La politologue, Louisa Ait Hamadouche considère qu’il faut des préalables pour une élection présidentielle transparente, dont le respect des libertés individuelles et collectives, un gouvernement neutre, une instance indépendante d’organisation des élections, un assainissement du fichier électoral et une révision du code électoral.
Maghreb Emergent : maintenant que le président du Conseil constitutionnel a démissionné, les magistrats ont exprimé leur refus de superviser les élections et que des centaines de P/APC ont rejeté la présidentielle prévue le 4 juillet, peut-on dire que la voie constitutionnelle de sortie de la crise actuelle est définitivement mise en cause ?
Louisa Ait Hamadouche : techniquement, il est toujours possible d’organiser l’élection présidentielle prévue le 4 juillet. Mais, politiquement, elle sera d’une légitimité très faible. Car, au sein de la population, cette élection ne pourra déboucher que sur une autoreproduction du système avec une figure que le système aura choisie pour lui. Les conditions d’une élection libre et transparente ne sont pas réunies. Une perspective électorale au stade actuel ne constitue nullement une réponse aux attentes et aux exigences de la population.
Certaines figures de l’opposition proposent une instance collégiale de transition. Selon-vous, quelle est le chemin que doit prendre la transition pour déboucher sur une démocratie effective ?

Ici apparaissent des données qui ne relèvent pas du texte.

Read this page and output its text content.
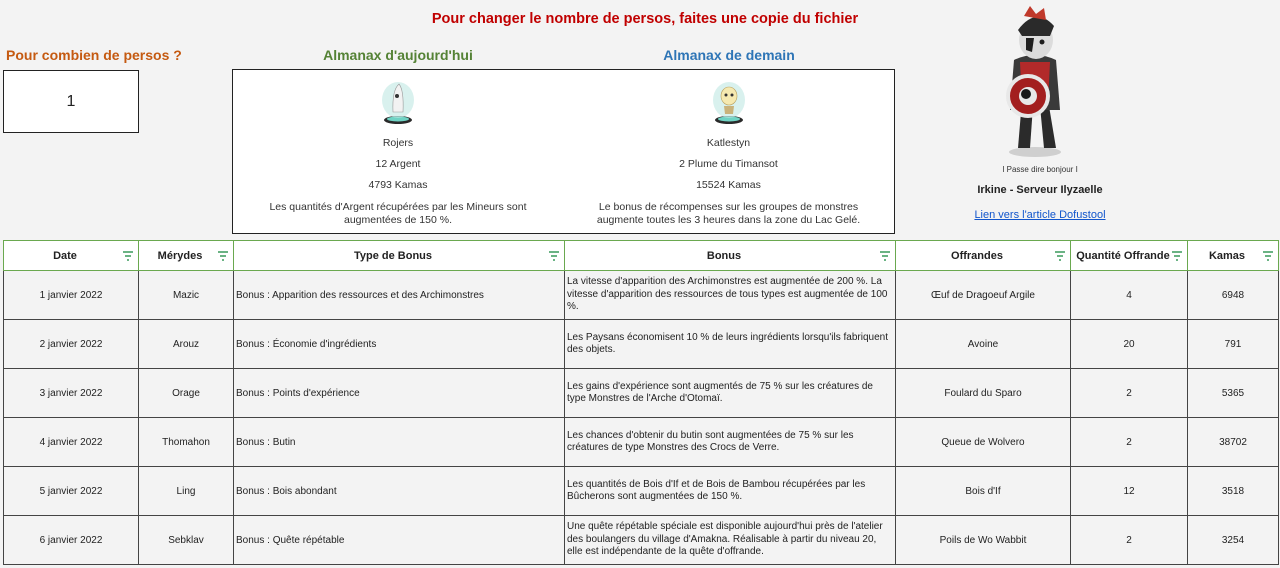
Pour changer le nombre de persos, faites une copie du fichier
Pour combien de persos ?
1
Almanax d'aujourd'hui	Almanax de demain
Rojers
12 Argent
4793 Kamas
Les quantités d'Argent récupérées par les Mineurs sont augmentées de 150 %.
Katlestyn
2 Plume du Timansot
15524 Kamas
Le bonus de récompenses sur les groupes de monstres augmente toutes les 3 heures dans la zone du Lac Gelé.
I Passe dire bonjour I
Irkine - Serveur Ilyzaelle
Lien vers l'article Dofustool
Date	Mérydes	Type de Bonus	Bonus	Offrandes	Quantité Offrande	Kamas

1 janvier 2022	Mazic	Bonus : Apparition des ressources et des Archimonstres	La vitesse d'apparition des Archimonstres est augmentée de 200 %. La vitesse d'apparition des ressources de tous types est augmentée de 100 %.	Œuf de Dragoeuf Argile	4	6948
2 janvier 2022	Arouz	Bonus : Économie d'ingrédients	Les Paysans économisent 10 % de leurs ingrédients lorsqu'ils fabriquent des objets.	Avoine	20	791
3 janvier 2022	Orage	Bonus : Points d'expérience	Les gains d'expérience sont augmentés de 75 % sur les créatures de type Monstres de l'Arche d'Otomaï.	Foulard du Sparo	2	5365
4 janvier 2022	Thomahon	Bonus : Butin	Les chances d'obtenir du butin sont augmentées de 75 % sur les créatures de type Monstres des Crocs de Verre.	Queue de Wolvero	2	38702
5 janvier 2022	Ling	Bonus : Bois abondant	Les quantités de Bois d'If et de Bois de Bambou récupérées par les Bûcherons sont augmentées de 150 %.	Bois d'If	12	3518
6 janvier 2022	Sebklav	Bonus : Quête répétable	Une quête répétable spéciale est disponible aujourd'hui près de l'atelier des boulangers du village d'Amakna. Réalisable à partir du niveau 20, elle est indépendante de la quête d'offrande.	Poils de Wo Wabbit	2	3254
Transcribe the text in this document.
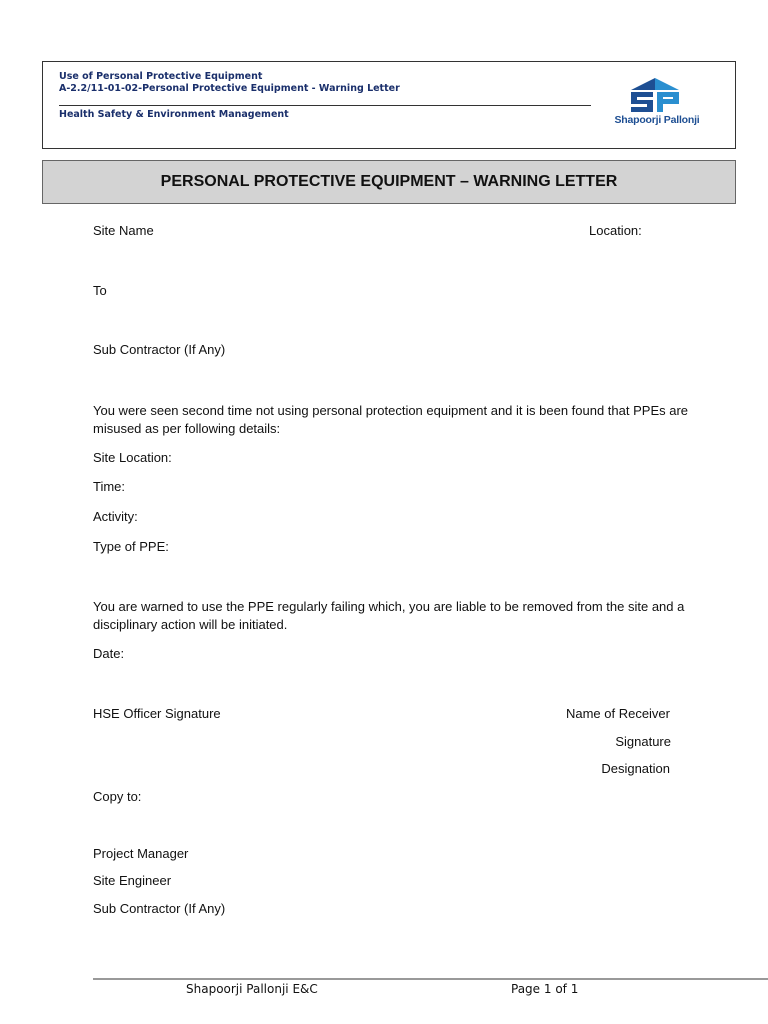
Use of Personal Protective Equipment
A-2.2/11-01-02-Personal Protective Equipment - Warning Letter
Health Safety & Environment Management	Shapoorji Pallonji
PERSONAL PROTECTIVE EQUIPMENT – WARNING LETTER
Site Name	Location:
To
Sub Contractor (If Any)
You were seen second time not using personal protection equipment and it is been found that PPEs are misused as per following details:
Site Location:
Time:
Activity:
Type of PPE:
You are warned to use the PPE regularly failing which, you are liable to be removed from the site and a disciplinary action will be initiated.
Date:
HSE Officer Signature	Name of Receiver
Signature
Designation
Copy to:
Project Manager
Site Engineer
Sub Contractor (If Any)
Shapoorji Pallonji E&C	Page 1 of 1
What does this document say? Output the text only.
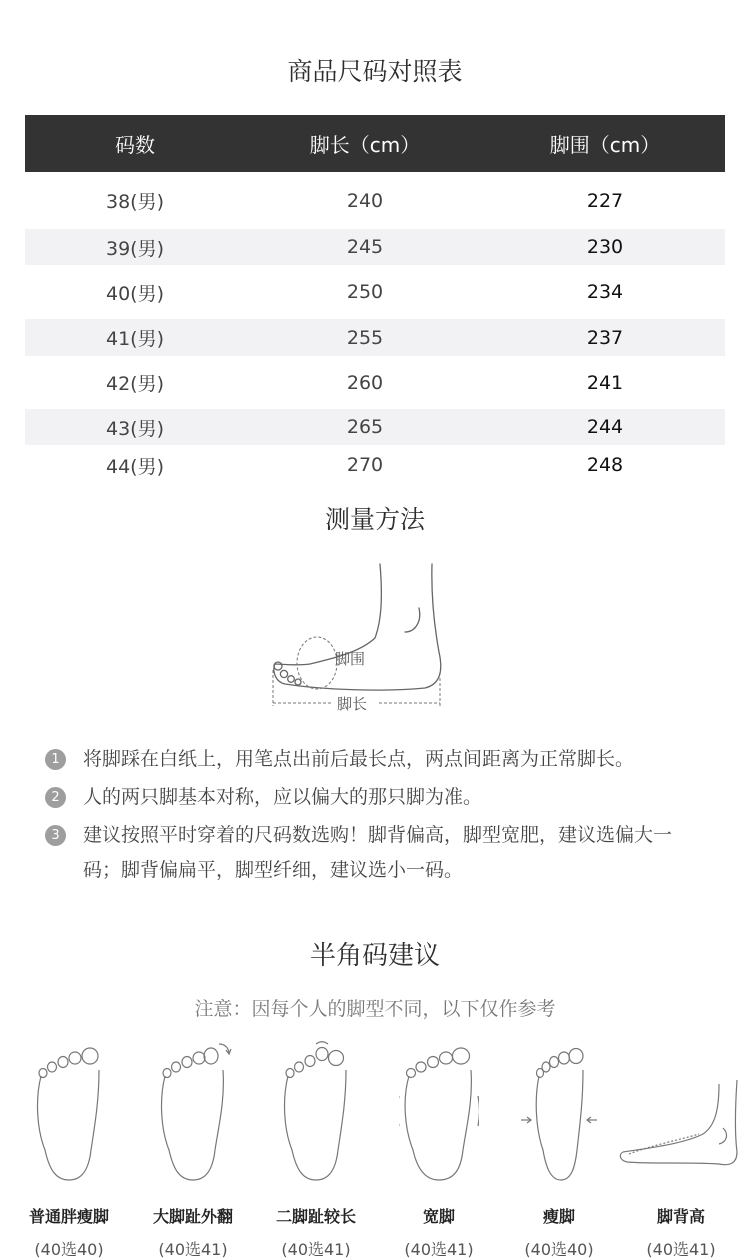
商品尺码对照表
码数	脚长（cm）	脚围（cm）
38(男)	240	227
39(男)	245	230
40(男)	250	234
41(男)	255	237
42(男)	260	241
43(男)	265	244
44(男)	270	248
测量方法
脚围
脚长
1	将脚踩在白纸上，用笔点出前后最长点，两点间距离为正常脚长。
2	人的两只脚基本对称，应以偏大的那只脚为准。
3	建议按照平时穿着的尺码数选购！脚背偏高，脚型宽肥，建议选偏大一码；脚背偏扁平，脚型纤细，建议选小一码。
半角码建议
注意：因每个人的脚型不同，以下仅作参考
普通胖瘦脚
(40选40)
大脚趾外翻
(40选41)
二脚趾较长
(40选41)
宽脚
(40选41)
瘦脚
(40选40)
脚背高
(40选41)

Une instance collégiale de transition, c’est un moyen de représenter l’Etat. Cette instance peut avoir comme objectif de rassurer et d’apaiser. Toutefois, pour qu’une telle instance soit acceptée et puisse jouer un rôle positif dans la transition vers la démocratie, certaines conditions sont nécessaires. Il s’agit de mesures à prendre le plus rapidement possible. Il faut, dans un premier temps, garantir toutes les libertés individuelles et collectives pour que les Algériens puissent s’organiser et s’exprimer. Ensuite, il faut un gouvernement neutre qui soit accepté, qui ne fait peur ni a la population, ni à l’Etat. Enfin, il faut mettre en place une instance indépendante d’organisation des élections, assainir le fichier électoral et réviser le code électoral. Une période allant bien au-delà des six mois est nécessaire pour que ces conditions soient réunies.
Comment analysez-vous le fait que le Chef de l’Etat-major, Monsieur Gaid Salah, se mette dans une posture de porte-parole politiquedu système ?
Le chef de l’Etat-major produit un discours d’un chef d’Etat. Il parle des scandales politico-financiers, de la situation politique, du déroulement de l’élection, etc. L’intervention de l’Armée dans l’arène politique ne date pas d’aujourd’hui pour des raisons historiques et politiques. Premièrement, l’Algérie a eu une armée avant même d’avoir un Etat. Deuxièmement, toutes les légitimités qui se sont succédé en Algérie depuis l’indépendance sont liée à l’Armée : la légitimité révolutionnaire, la légitimité sécuritaire, la légitimité de stabilité. Troisièmement, l’Armée représente une institution pérenne qui fait que, en l’absence d’un Etat fort, d’un Gouvernement légitime et d’une opposition structurée, elle occupe le terrain et joue le rôle qui, dans des conditions normales, échoit à ces institutions.
Des dizaines d’ISTN ont été sorties contre des hommes politiques et des hommes d’affaires. Gaid Salah a demandé à la justice d’aller vite dans la lutte contre la corruption. Quelle lecture en faites-vous ?
Une lutte efficace contre la corruption ne peut pas se faire sans une Justice indépendante. Or, nous sommes très loin d’avoir une justice indépendante. Cette démarche prônée par le chef de l’Etat-major vise à donner une certaine légitimité en alimentant sa proximité avec la population qui est très sensible aux tournures que prennent les scandales politico-financiers. Pour que cette démarche s’inscrive dans une vraie lutte contre la corruption, il faut qu’il y ait une justice indépendante qui enquête sur toutes les affaires et non pas seulement celles suggérées par le chef de l’Etat Major.